Festivalde geçtiğimiz yıllarda Kadıköy’ün birbirinden güzel mekânlarında düzenlenen Gece Gezmesi, farklı sahnelerde bu sene Beykoz Kundura’da hayat bulacağını söyleyen Harun, özellikle Beykoz Kundura’nın otantik havasının festivale ve burada düzenlenecek olan konserlere çok yakışacağı konusunda çok umutlu.
İstanbul Caz Festivali’nde konserler kadar beni bir o kadar heyecanlandıran bir diğer konu ise festivalin Genç Caz projesi olduğunu belirtmeliyim. 19 yıldır devam eden Genç Caz projesi bu sene Mehmet Uluğ Fonu ile daha da güçlü bir adım atıyor.
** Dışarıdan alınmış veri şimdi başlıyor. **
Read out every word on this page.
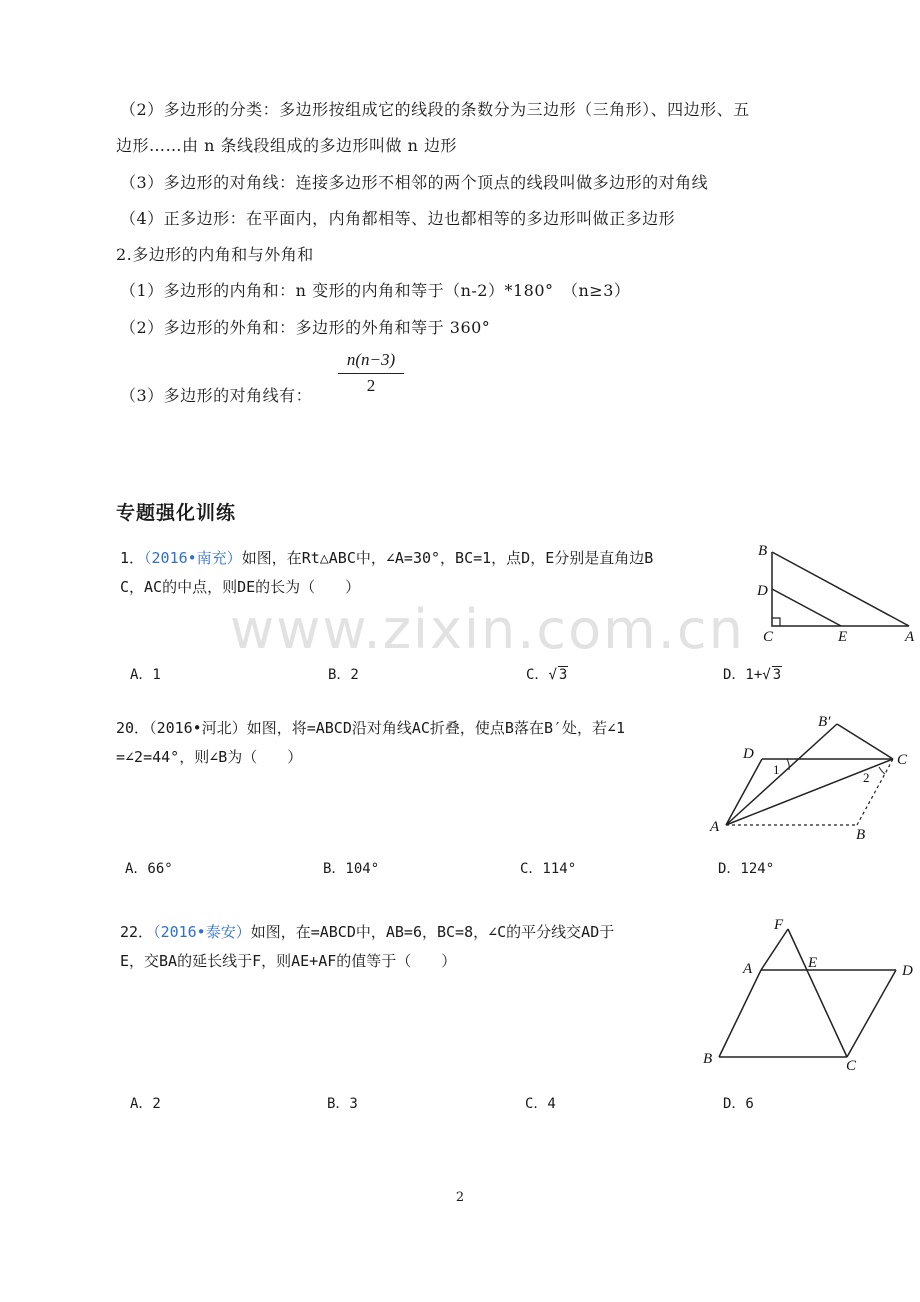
（2）多边形的分类：多边形按组成它的线段的条数分为三边形（三角形）、四边形、五
边形……由 n 条线段组成的多边形叫做 n 边形
（3）多边形的对角线：连接多边形不相邻的两个顶点的线段叫做多边形的对角线
（4）正多边形：在平面内，内角都相等、边也都相等的多边形叫做正多边形
2.多边形的内角和与外角和
（1）多边形的内角和：n 变形的内角和等于（n-2）*180°　（n≥3）
（2）多边形的外角和：多边形的外角和等于 360°
（3）多边形的对角线有： $\frac{n(n-3)}{2}$
专题强化训练
1．（2016•南充）如图，在Rt△ABC中，∠A=30°，BC=1，点D，E分别是直角边B
C，AC的中点，则DE的长为（　　）
B
D
C	E	A
www.zixin.com.cn
A．1	B．2	C．√ 3	D．1+√ 3
20．（2016•河北）如图，将=ABCD沿对角线AC折叠，使点B落在B′处，若∠1
=∠2=44°，则∠B为（　　）
B′
D	C
1
2
A	B
A．66°	B．104°	C．114°	D．124°
22．（2016•泰安）如图，在=ABCD中，AB=6，BC=8，∠C的平分线交AD于
E，交BA的延长线于F，则AE+AF的值等于（　　）
F
A	E	D
B	C
A．2	B．3	C．4	D．6
2
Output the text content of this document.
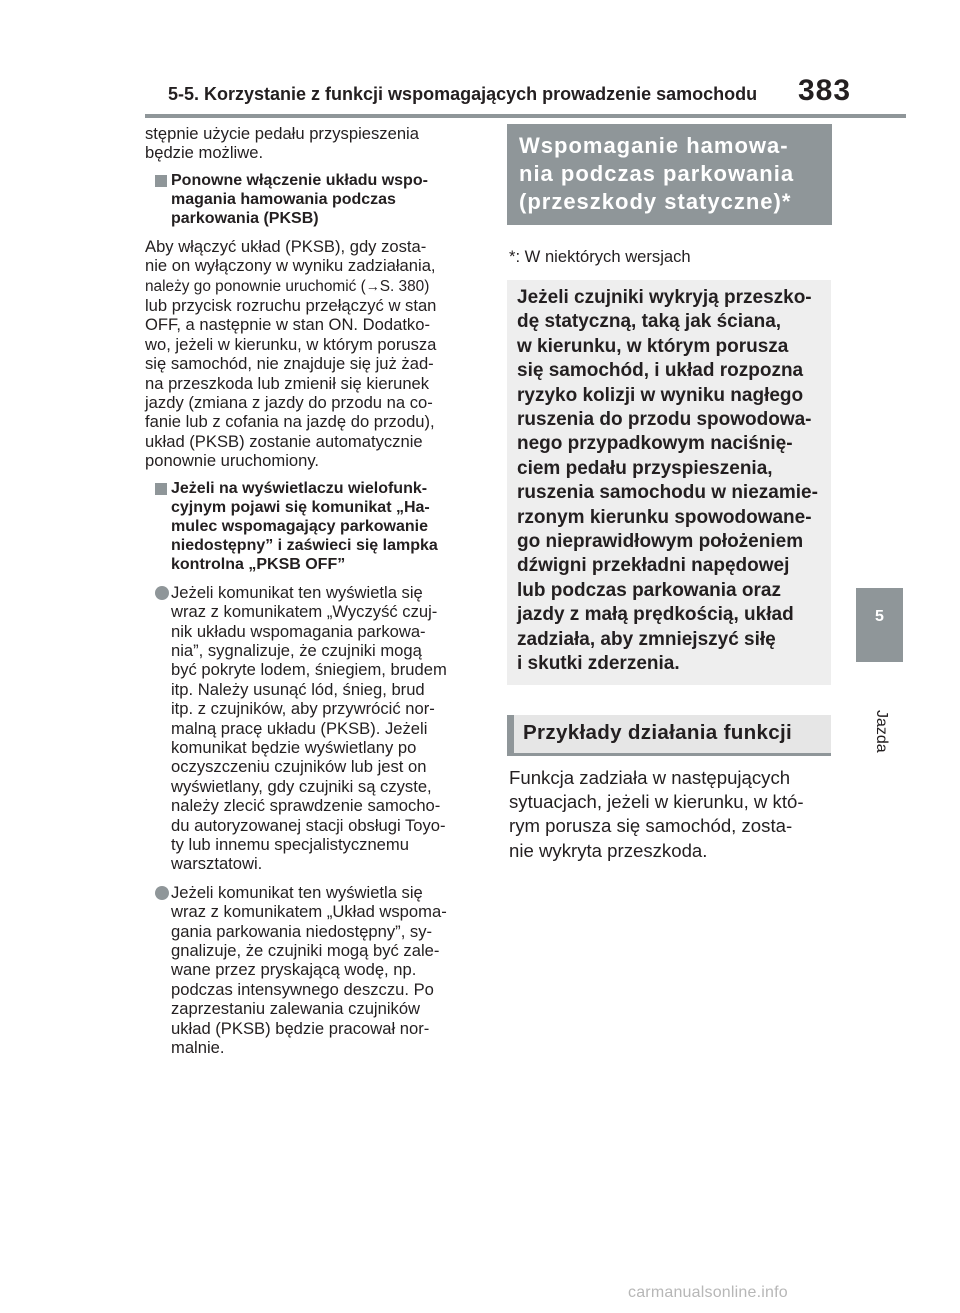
5-5. Korzystanie z funkcji wspomagających prowadzenie samochodu 383
5
Jazda

stępnie użycie pedału przyspieszenia
będzie możliwe.

Ponowne włączenie układu wspo-
magania hamowania podczas
parkowania (PKSB)

Aby włączyć układ (PKSB), gdy zosta-
nie on wyłączony w wyniku zadziałania,
należy go ponownie uruchomić (→S. 380)
lub przycisk rozruchu przełączyć w stan
OFF, a następnie w stan ON. Dodatko-
wo, jeżeli w kierunku, w którym porusza
się samochód, nie znajduje się już żad-
na przeszkoda lub zmienił się kierunek
jazdy (zmiana z jazdy do przodu na co-
fanie lub z cofania na jazdę do przodu),
układ (PKSB) zostanie automatycznie
ponownie uruchomiony.

Jeżeli na wyświetlaczu wielofunk-
cyjnym pojawi się komunikat „Ha-
mulec wspomagający parkowanie
niedostępny” i zaświeci się lampka
kontrolna „PKSB OFF”
Jeżeli komunikat ten wyświetla się
wraz z komunikatem „Wyczyść czuj-
nik układu wspomagania parkowa-
nia”, sygnalizuje, że czujniki mogą
być pokryte lodem, śniegiem, brudem
itp. Należy usunąć lód, śnieg, brud
itp. z czujników, aby przywrócić nor-
malną pracę układu (PKSB). Jeżeli
komunikat będzie wyświetlany po
oczyszczeniu czujników lub jest on
wyświetlany, gdy czujniki są czyste,
należy zlecić sprawdzenie samocho-
du autoryzowanej stacji obsługi Toyo-
ty lub innemu specjalistycznemu
warsztatowi.
Jeżeli komunikat ten wyświetla się
wraz z komunikatem „Układ wspoma-
gania parkowania niedostępny”, sy-
gnalizuje, że czujniki mogą być zale-
wane przez pryskającą wodę, np.
podczas intensywnego deszczu. Po
zaprzestaniu zalewania czujników
układ (PKSB) będzie pracował nor-
malnie.
Wspomaganie hamowa-
nia podczas parkowania
(przeszkody statyczne)*

*: W niektórych wersjach

Jeżeli czujniki wykryją przeszko-
dę statyczną, taką jak ściana,
w kierunku, w którym porusza
się samochód, i układ rozpozna
ryzyko kolizji w wyniku nagłego
ruszenia do przodu spowodowa-
nego przypadkowym naciśnię-
ciem pedału przyspieszenia,
ruszenia samochodu w niezamie-
rzonym kierunku spowodowane-
go nieprawidłowym położeniem
dźwigni przekładni napędowej
lub podczas parkowania oraz
jazdy z małą prędkością, układ
zadziała, aby zmniejszyć siłę
i skutki zderzenia.
Przykłady działania funkcji

Funkcja zadziała w następujących
sytuacjach, jeżeli w kierunku, w któ-
rym porusza się samochód, zosta-
nie wykryta przeszkoda.

carmanualsonline.info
Harun İzer, bu sene ilk defa Genç Caz konserlerine seçilecek isimlerin içinde yer aldığı özel bir albüm hazırlanacağını belirtti. Mehmet Uluğ Fonu desteğiyle, Sony Music Türkiye ve İKSV iş birliğiyle dijital platformlar yayımlanacak olan bu albümün Kasım ayında çıkması planlanıyormuş.
Yazın son günlerini yaşarken, Eylül’e çok fazla bir vakit kalmadı. Dopdolu programıyla 1-24 Eylül tarihlerinde İstanbul’un Caz dolu havasına katılmak için şimdiden sabırsızlanıyorum.
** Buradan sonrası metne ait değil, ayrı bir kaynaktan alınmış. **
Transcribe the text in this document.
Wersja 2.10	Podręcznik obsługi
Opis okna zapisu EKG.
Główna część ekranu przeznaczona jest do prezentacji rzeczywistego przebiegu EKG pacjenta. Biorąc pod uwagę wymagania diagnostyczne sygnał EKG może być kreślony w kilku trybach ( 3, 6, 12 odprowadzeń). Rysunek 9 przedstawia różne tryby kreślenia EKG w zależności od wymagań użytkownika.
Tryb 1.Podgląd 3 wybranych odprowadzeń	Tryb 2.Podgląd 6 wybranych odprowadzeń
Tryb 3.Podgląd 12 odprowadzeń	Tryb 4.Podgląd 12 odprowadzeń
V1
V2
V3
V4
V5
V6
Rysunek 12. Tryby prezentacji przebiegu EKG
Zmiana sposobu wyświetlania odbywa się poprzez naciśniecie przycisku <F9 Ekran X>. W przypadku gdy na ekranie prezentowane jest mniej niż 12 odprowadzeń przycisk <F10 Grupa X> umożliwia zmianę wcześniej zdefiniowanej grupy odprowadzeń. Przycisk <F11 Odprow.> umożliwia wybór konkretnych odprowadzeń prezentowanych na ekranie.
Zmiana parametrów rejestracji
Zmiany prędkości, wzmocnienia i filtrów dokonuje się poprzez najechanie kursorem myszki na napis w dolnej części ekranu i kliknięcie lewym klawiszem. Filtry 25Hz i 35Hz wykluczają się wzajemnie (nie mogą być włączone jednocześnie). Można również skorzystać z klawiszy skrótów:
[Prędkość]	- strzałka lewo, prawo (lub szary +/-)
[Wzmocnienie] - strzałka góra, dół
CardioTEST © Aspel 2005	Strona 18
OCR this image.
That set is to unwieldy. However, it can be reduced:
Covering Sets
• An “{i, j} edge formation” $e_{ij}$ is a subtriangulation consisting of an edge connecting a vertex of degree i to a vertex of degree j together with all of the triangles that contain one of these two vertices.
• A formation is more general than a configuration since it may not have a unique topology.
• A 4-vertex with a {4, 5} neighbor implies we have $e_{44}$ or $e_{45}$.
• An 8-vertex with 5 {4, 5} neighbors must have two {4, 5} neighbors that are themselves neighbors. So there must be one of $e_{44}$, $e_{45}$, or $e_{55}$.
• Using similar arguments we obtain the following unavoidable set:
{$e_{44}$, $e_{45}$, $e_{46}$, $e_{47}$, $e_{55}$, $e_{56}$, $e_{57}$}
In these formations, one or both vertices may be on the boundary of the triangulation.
Can Baydar’dan Bir Yaz Güzelliği: ‘Yine’
Can Baydar iki hafta önce nefis bir şarkı yayımladı. Tam da bu yazın ihtiyacı olan pozitiflikte bir şarkı olan ‘Yine’ dijital platformlarda yerini buldu ve fakat aynı gün Türkiye’deki orman yangınları gündemi hayatımıza girmişti. ‘Yine’ yayımlandığı zaman Can ile yeni şarkısı üzerine konuşmak istemiştim ama o zor gündemden başka gündeme savrulduğumuz için ancak şimdi şarkıyı konuşabildik.
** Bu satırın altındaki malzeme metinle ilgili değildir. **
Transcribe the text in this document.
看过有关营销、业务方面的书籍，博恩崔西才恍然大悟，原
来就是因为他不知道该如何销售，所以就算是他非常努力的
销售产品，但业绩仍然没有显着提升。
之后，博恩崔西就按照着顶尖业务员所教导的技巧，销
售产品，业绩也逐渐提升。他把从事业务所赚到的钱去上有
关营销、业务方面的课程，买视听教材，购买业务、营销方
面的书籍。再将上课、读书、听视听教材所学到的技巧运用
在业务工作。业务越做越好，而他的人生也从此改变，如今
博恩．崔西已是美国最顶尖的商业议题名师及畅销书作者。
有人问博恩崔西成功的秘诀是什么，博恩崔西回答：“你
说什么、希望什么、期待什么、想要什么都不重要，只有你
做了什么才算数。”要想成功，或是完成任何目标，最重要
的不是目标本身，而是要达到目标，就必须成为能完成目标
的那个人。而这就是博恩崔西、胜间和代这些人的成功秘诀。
‘Yine’nin dinlemeleri neyse ki güzel gidiyor ve dinleyicisiyle harika bir buluşma yaşıyor. Can’a şarkı hakkındaki tüm aklımdakileri sordum. Aslında şarkının girişindeki gitar melodisi 6-7 yıldır Can Baydar’ın evde çaldığı bir melodiymiş. Bir önceki single’ı ‘Ateş’in kayıtlarından sonra stüdyoda ilk yaptığı şarkılardan biri ‘Yine’ olmuş. Hatta ‘Yine’yi kaydedip bitirdiğinde, Can Baydar daha sonra kaydedeceği şarkıları için aradığı enerjiyi bu şarkıyla birlikte yakaladığı için de ‘Yine’nin yerinin ayrı olduğunu söylüyor. ‘Yine’nin ona verdiği bu enerjinin hepimizin uzun zamandır pandeminin de getirdiği zor günlere bir nebze iyi gelmesini, dinleyicinin bu şarkıyla hayatlarına pozitif bir enerji almasını dilediğini belirtiyor. ‘Yine’ Can Baydar’ın önceki çalışmalarına göre daha hareketli, yüksek bir tempoda, tür olarak indie pop sularında gezinen, gerçekten de yaz enerjisini dinleyiciye veren bir şarkı olmuş.
Can Baydar ile ‘Ateş’i yayımladığı zaman konuştuğumuzda aslında albüm hazırlığının neredeyse sona geldiğini söylemişti. Şimdi ‘Yine’ yayımlandığı için acaba albüme bir adım daha yaklaştık mı diye sormadan edemedim. Kendi sevdiği müziği dinleyicileriyle paylaşmak istediğinin altını çizen Can Baydar albümün ne zaman yayımlanacağını net olarak bilmese de bunun yine de çok da uzak olmadığını belirtiyor. Ülke ve dünya gündemi her anlamda müzik sektörünü de etkilediği için albümün yayımlanma zamanının mümkün olabildiğince daha sakin bir dönemde yapmak istediğini söylüyor. Diğer yandan da albüm bitmiş bile olsa, hala stüdyoda yeni şarkılar kaydettiğini söyleyen sanatçı, üretmenin ona özellikle bu dönemde çok iyi geldiğini belirtiyor. Mümkün olduğunca sık aralıklarla yeni şarkılar paylaşacağını belirten Can Baydar’dan, cayır cayır gitarlı, enerji dolu şarkıların yolda olduğunu duymak bir dinleyicisi olarak beni de ziyadesiyle sevindiriyor.